Steeling for a long war
In The Sunday Times yesterday, Boris Johnson said that “we need to steel ourselves for a long war” in Ukraine. The West must ensure Kyiv has enough equipment, funding and training so Ukrainians can defend their country, he said. “In so doing, we and our allies will be protecting our own security as much as Ukraine’s.”
It comes after Johnson paid a second “surprise visit” to Kyiv at the end of last week “in another strong show of support for Ukraine”, said Politico. The UK prime minister and Ukrainian President Volodymyr Zelenskyy have become “firm” allies since the invasion, said the site.
Although the UK government has been clear that it will not be involved directly in the conflict, it has provided a range of economic, humanitarian and defensive military assistance. On Friday, Johnson extended the offer of an expanded training programme, in which British instructors plan to work with Ukrainian forces “with the potential to train up to 10,000 soldiers every 120 days”.
The risk of escalation
Nato, of which the UK is a founding member, has echoed Johnson’s sentiment about a long war ahead. In an interview with German newspaper Bild, Secretary General Jens Stoltenberg said: “We must prepare for the fact that it could take years. We must not let up in supporting Ukraine.”
But defence planners across Nato are also “reassessing Moscow’s military might in their contingency plans in the unlikely event of a conventional war between the alliance and Russia”, said Foreign Policy, citing multiple current and former defence officials.
Describing relations between Nato and Russia as the “most precarious” in the post-Cold War era, the magazine said some analysts “feel it is time to start drawing preliminary conclusions for what a Nato-Russia conflict might look like, in the event that the Ukraine conflict spills into alliance territory”.

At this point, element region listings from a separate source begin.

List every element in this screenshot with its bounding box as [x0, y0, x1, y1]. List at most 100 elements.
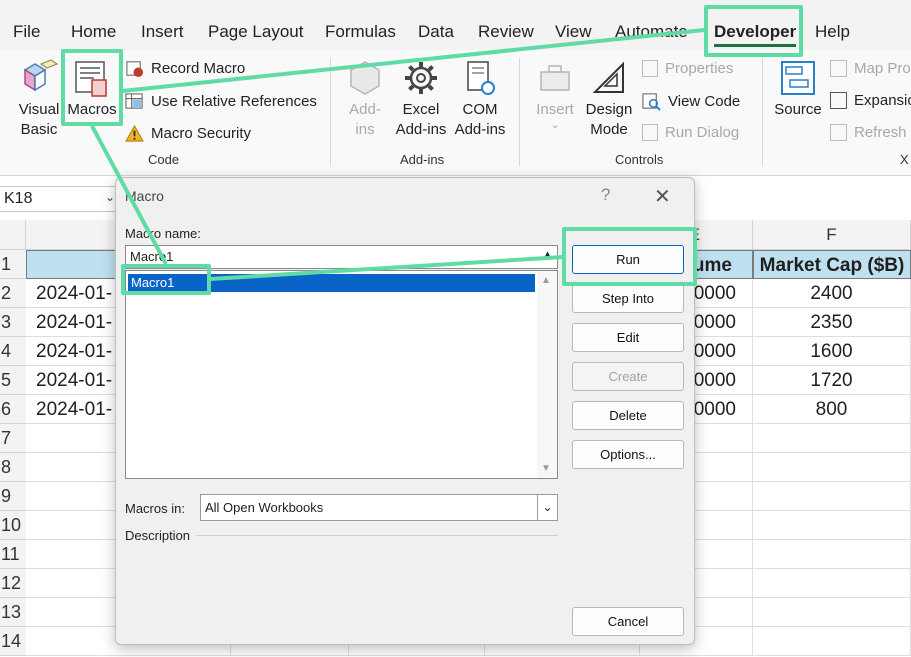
- row-header[interactable]: 14: [0, 627, 26, 656]
- menu-help[interactable]: Help: [815, 22, 850, 42]
- record-macro-label: Record Macro: [151, 60, 246, 77]
- warning-icon: [125, 124, 144, 142]
- expansion-packs-label: Expansio: [854, 92, 911, 109]
- properties-button[interactable]: Properties: [642, 60, 733, 77]
- excel-add-ins-button[interactable]: Excel Add-ins: [393, 58, 449, 140]
- options-button[interactable]: Options...: [572, 440, 684, 469]
- scroll-up-icon[interactable]: ▲: [541, 247, 554, 262]
- design-mode-icon: [592, 61, 624, 93]
- row-header[interactable]: 11: [0, 540, 26, 569]
- table-cell-volume[interactable]: 0000: [689, 366, 753, 395]
- source-label: Source: [774, 101, 822, 118]
- table-cell[interactable]: [753, 453, 911, 482]
- chevron-down-icon[interactable]: ⌄: [537, 495, 557, 520]
- table-cell-volume[interactable]: 0000: [689, 337, 753, 366]
- table-cell-market-cap[interactable]: 2350: [753, 308, 911, 337]
- header-cell-volume[interactable]: ume: [689, 250, 753, 279]
- table-cell[interactable]: [753, 424, 911, 453]
- row-header[interactable]: 7: [0, 424, 26, 453]
- row-header[interactable]: 1: [0, 250, 26, 279]
- delete-button[interactable]: Delete: [572, 401, 684, 430]
- macros-in-select[interactable]: All Open Workbooks ⌄: [200, 494, 558, 521]
- table-cell[interactable]: [753, 598, 911, 627]
- table-cell-market-cap[interactable]: 1600: [753, 337, 911, 366]
- insert-control-button[interactable]: Insert ⌄: [531, 58, 579, 131]
- row-header[interactable]: 3: [0, 308, 26, 337]
- menu-review[interactable]: Review: [478, 22, 534, 42]
- row-header[interactable]: 13: [0, 598, 26, 627]
- table-cell[interactable]: [753, 511, 911, 540]
- run-dialog-button[interactable]: Run Dialog: [642, 124, 739, 141]
- step-into-button[interactable]: Step Into: [572, 284, 684, 313]
- design-mode-label: Design Mode: [585, 101, 633, 138]
- row-header[interactable]: 10: [0, 511, 26, 540]
- table-cell-market-cap[interactable]: 2400: [753, 279, 911, 308]
- table-cell[interactable]: [753, 627, 911, 656]
- select-all-corner[interactable]: [0, 220, 26, 250]
- close-icon[interactable]: ✕: [654, 184, 671, 209]
- map-properties-label: Map Pro: [854, 60, 911, 77]
- edit-button[interactable]: Edit: [572, 323, 684, 352]
- table-cell[interactable]: [753, 482, 911, 511]
- list-item[interactable]: Macro1: [128, 274, 535, 292]
- row-header[interactable]: 9: [0, 482, 26, 511]
- source-button[interactable]: Source: [772, 58, 824, 120]
- menu-file[interactable]: File: [13, 22, 40, 42]
- record-macro-button[interactable]: Record Macro: [125, 59, 245, 78]
- com-add-ins-icon: [467, 61, 495, 95]
- visual-basic-button[interactable]: Visual Basic: [14, 58, 64, 140]
- view-code-icon: [642, 93, 661, 111]
- xml-source-icon: [781, 61, 815, 95]
- view-code-button[interactable]: View Code: [642, 92, 740, 111]
- row-header[interactable]: 12: [0, 569, 26, 598]
- scroll-up-icon[interactable]: ▲: [541, 275, 551, 286]
- list-scrollbar[interactable]: ▲ ▼: [537, 271, 557, 478]
- name-box[interactable]: K18 ⌄: [0, 186, 120, 212]
- table-cell-volume[interactable]: 0000: [689, 395, 753, 424]
- table-cell-market-cap[interactable]: 800: [753, 395, 911, 424]
- menu-home[interactable]: Home: [71, 22, 116, 42]
- menu-developer[interactable]: Developer: [714, 22, 797, 47]
- table-cell-volume[interactable]: 0000: [689, 308, 753, 337]
- menu-bar: File Home Insert Page Layout Formulas Da…: [0, 0, 911, 50]
- menu-page-layout[interactable]: Page Layout: [208, 22, 303, 42]
- table-cell[interactable]: [753, 540, 911, 569]
- macros-label: Macros: [67, 101, 117, 118]
- row-header[interactable]: 2: [0, 279, 26, 308]
- table-cell-volume[interactable]: 0000: [689, 279, 753, 308]
- refresh-data-button[interactable]: Refresh I: [830, 124, 911, 141]
- expansion-packs-button[interactable]: Expansio: [830, 92, 911, 109]
- row-header[interactable]: 4: [0, 337, 26, 366]
- menu-insert[interactable]: Insert: [141, 22, 184, 42]
- macro-name-input[interactable]: Macro1 ▲: [125, 245, 558, 269]
- menu-formulas[interactable]: Formulas: [325, 22, 396, 42]
- column-header-f[interactable]: F: [753, 220, 911, 250]
- menu-view[interactable]: View: [555, 22, 592, 42]
- table-cell-market-cap[interactable]: 1720: [753, 366, 911, 395]
- run-dialog-label: Run Dialog: [665, 124, 740, 141]
- use-relative-references-button[interactable]: Use Relative References: [125, 92, 317, 111]
- run-button[interactable]: Run: [572, 245, 684, 274]
- controls-group-label: Controls: [615, 152, 664, 167]
- create-button[interactable]: Create: [572, 362, 684, 391]
- menu-data[interactable]: Data: [418, 22, 454, 42]
- com-add-ins-button[interactable]: COM Add-ins: [452, 58, 508, 140]
- map-properties-button[interactable]: Map Pro: [830, 60, 911, 77]
- macros-button[interactable]: Macros: [66, 58, 118, 120]
- macro-list[interactable]: Macro1 ▲ ▼: [125, 270, 558, 479]
- macros-in-value: All Open Workbooks: [205, 500, 324, 515]
- table-cell[interactable]: [753, 569, 911, 598]
- row-header[interactable]: 8: [0, 453, 26, 482]
- macro-security-button[interactable]: Macro Security: [125, 124, 251, 143]
- header-cell-market-cap[interactable]: Market Cap ($B): [753, 250, 911, 279]
- gear-icon: [405, 62, 437, 94]
- menu-automate[interactable]: Automate: [615, 22, 703, 42]
- chevron-down-icon[interactable]: ⌄: [105, 190, 115, 204]
- cancel-button[interactable]: Cancel: [572, 607, 684, 636]
- help-icon[interactable]: ?: [601, 185, 610, 205]
- scroll-down-icon[interactable]: ▼: [541, 463, 551, 474]
- row-header[interactable]: 6: [0, 395, 26, 424]
- add-ins-button[interactable]: Add-ins: [340, 58, 390, 140]
- row-header[interactable]: 5: [0, 366, 26, 395]
- design-mode-button[interactable]: Design Mode: [583, 58, 635, 140]
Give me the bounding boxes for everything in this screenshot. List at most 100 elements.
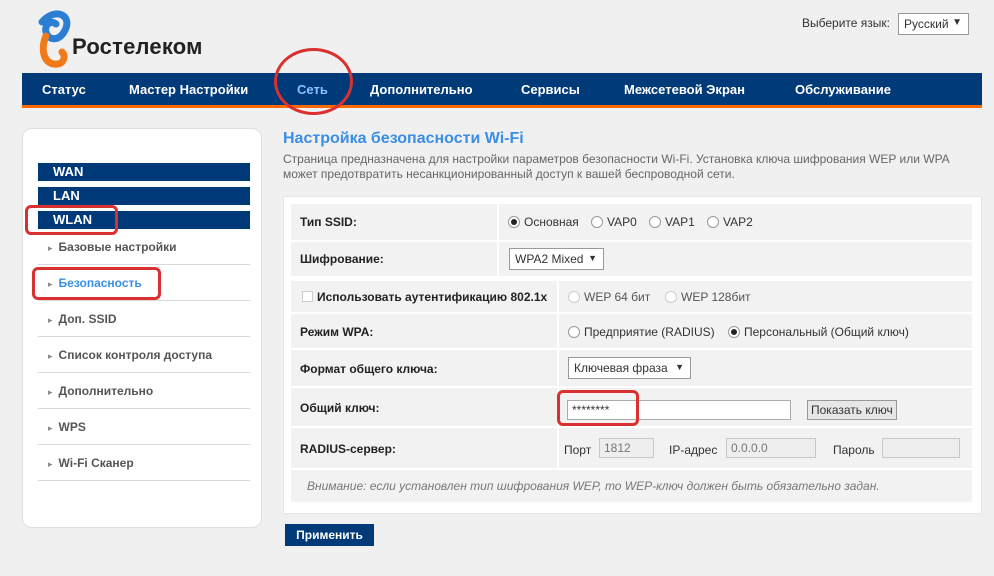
sidebar-item-basic[interactable]: ▸ Базовые настройки [38,229,250,265]
ssid-type-label: Тип SSID: [300,215,357,229]
brand-name: Ростелеком [72,34,203,59]
wpa-mode-label: Режим WPA: [300,325,374,339]
apply-button[interactable]: Применить [285,524,374,546]
radio-label: VAP1 [665,215,695,229]
radio-label: VAP2 [723,215,753,229]
nav-firewall[interactable]: Межсетевой Экран [624,73,745,105]
sidebar-item-label: Доп. SSID [58,312,117,326]
radio-label: Персональный (Общий ключ) [744,325,909,339]
key-format-select[interactable]: Ключевая фраза ▼ [568,357,691,379]
nav-setup-wizard[interactable]: Мастер Настройки [129,73,248,105]
chevron-down-icon: ▼ [675,362,684,372]
security-form: Тип SSID: Основная VAP0 VAP1 VAP2 Шифров… [283,196,982,514]
sidebar-group-wan[interactable]: WAN [38,163,250,181]
radius-label: RADIUS-сервер: [300,442,396,456]
sidebar-group-lan[interactable]: LAN [38,187,250,205]
wep-note: Внимание: если установлен тип шифрования… [307,479,880,493]
radio-wpa-personal[interactable]: Персональный (Общий ключ) [728,325,909,339]
row-encryption: Шифрование: WPA2 Mixed ▼ [291,242,972,276]
sidebar-item-acl[interactable]: ▸ Список контроля доступа [38,337,250,373]
radio-label: WEP 128бит [681,290,751,304]
divider [497,242,499,276]
radius-port-label: Порт [564,443,592,457]
show-key-button[interactable]: Показать ключ [807,400,897,420]
sidebar-item-label: Wi-Fi Сканер [58,456,134,470]
bullet-icon: ▸ [48,459,53,469]
sidebar-item-wps[interactable]: ▸ WPS [38,409,250,445]
language-label: Выберите язык: [802,16,890,30]
row-shared-key: Общий ключ: ******** Показать ключ [291,388,972,426]
bullet-icon: ▸ [48,423,53,433]
sidebar-group-wlan[interactable]: WLAN [38,211,250,229]
radio-icon [591,216,603,228]
radio-label: WEP 64 бит [584,290,651,304]
radius-port-input[interactable]: 1812 [599,438,654,458]
radio-icon [707,216,719,228]
nav-advanced[interactable]: Дополнительно [370,73,473,105]
divider [557,314,559,348]
divider [557,281,559,312]
radius-ip-input[interactable]: 0.0.0.0 [726,438,816,458]
page-description: Страница предназначена для настройки пар… [283,152,950,181]
radio-icon [665,291,677,303]
nav-status[interactable]: Статус [42,73,86,105]
encryption-select[interactable]: WPA2 Mixed ▼ [509,248,604,270]
radio-wpa-enterprise[interactable]: Предприятие (RADIUS) [568,325,715,339]
radio-wep64[interactable]: WEP 64 бит [568,290,650,304]
radius-password-label: Пароль [833,443,875,457]
divider [497,204,499,240]
shared-key-label: Общий ключ: [300,401,380,415]
sidebar-item-label: WPS [58,420,86,434]
radio-icon [728,326,740,338]
bullet-icon: ▸ [48,387,53,397]
bullet-icon: ▸ [48,279,53,289]
sidebar-item-advanced[interactable]: ▸ Дополнительно [38,373,250,409]
nav-services[interactable]: Сервисы [521,73,580,105]
row-key-format: Формат общего ключа: Ключевая фраза ▼ [291,350,972,386]
sidebar-item-security[interactable]: ▸ Безопасность [38,265,250,301]
nav-network[interactable]: Сеть [297,73,328,105]
checkbox-icon [302,291,313,302]
radio-ssid-vap0[interactable]: VAP0 [591,215,637,229]
radio-ssid-main[interactable]: Основная [508,215,579,229]
encryption-value: WPA2 Mixed [515,252,584,266]
key-format-value: Ключевая фраза [574,361,668,375]
radio-label: Предприятие (RADIUS) [584,325,715,339]
radio-wep128[interactable]: WEP 128бит [665,290,751,304]
radio-icon [649,216,661,228]
language-value: Русский [904,17,949,31]
checkbox-label: Использовать аутентификацию 802.1x [317,290,548,304]
divider [557,428,559,468]
sidebar-item-wifi-scanner[interactable]: ▸ Wi-Fi Сканер [38,445,250,481]
shared-key-input[interactable]: ******** [567,400,791,420]
sidebar-item-extra-ssid[interactable]: ▸ Доп. SSID [38,301,250,337]
radio-icon [568,291,580,303]
chevron-down-icon: ▼ [588,253,597,263]
radius-password-input[interactable] [882,438,960,458]
nav-maintenance[interactable]: Обслуживание [795,73,891,105]
radio-label: VAP0 [607,215,637,229]
radius-ip-label: IP-адрес [669,443,718,457]
key-format-label: Формат общего ключа: [300,362,438,376]
sidebar: WAN LAN WLAN ▸ Базовые настройки ▸ Безопас… [22,128,262,528]
divider [557,350,559,386]
language-select[interactable]: Русский ▼ [898,13,969,35]
row-ssid-type: Тип SSID: Основная VAP0 VAP1 VAP2 [291,204,972,240]
sidebar-item-label: Дополнительно [58,384,154,398]
radio-icon [508,216,520,228]
encryption-label: Шифрование: [300,252,384,266]
checkbox-8021x[interactable]: Использовать аутентификацию 802.1x [302,290,547,304]
radio-label: Основная [524,215,579,229]
row-8021x: Использовать аутентификацию 802.1x WEP 6… [291,281,972,312]
bullet-icon: ▸ [48,243,53,253]
row-radius: RADIUS-сервер: Порт 1812 IP-адрес 0.0.0.… [291,428,972,468]
radio-ssid-vap1[interactable]: VAP1 [649,215,695,229]
router-admin-page: Ростелеком Выберите язык: Русский ▼ Стат… [0,0,994,576]
divider [557,388,559,426]
main-nav: Статус Мастер Настройки Сеть Дополнитель… [22,73,982,108]
sidebar-item-label: Список контроля доступа [58,348,213,362]
chevron-down-icon: ▼ [952,17,962,28]
radio-ssid-vap2[interactable]: VAP2 [707,215,753,229]
radio-icon [568,326,580,338]
page-title: Настройка безопасности Wi-Fi [283,130,524,147]
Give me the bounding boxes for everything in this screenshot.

Andrea Kendall-Taylor, a former senior US intelligence official now with the Center for a New American Security think tank, said this was “prudent” as the “risk of escalation still remains”.
Indeed, Gen Sanders told British troops he is the first chief of the general staff since 1941 to take command of the Army “in the shadow of a land war in Europe involving a continental power”. He said: “Russia’s invasion of Ukraine underlines our core purpose to protect the UK by being ready to fight and win wars on land.”
One defence source told the BBC that the tone of Sanders’ message was “unsurprising”, and that while all armies train to fight, the threat has clearly changed.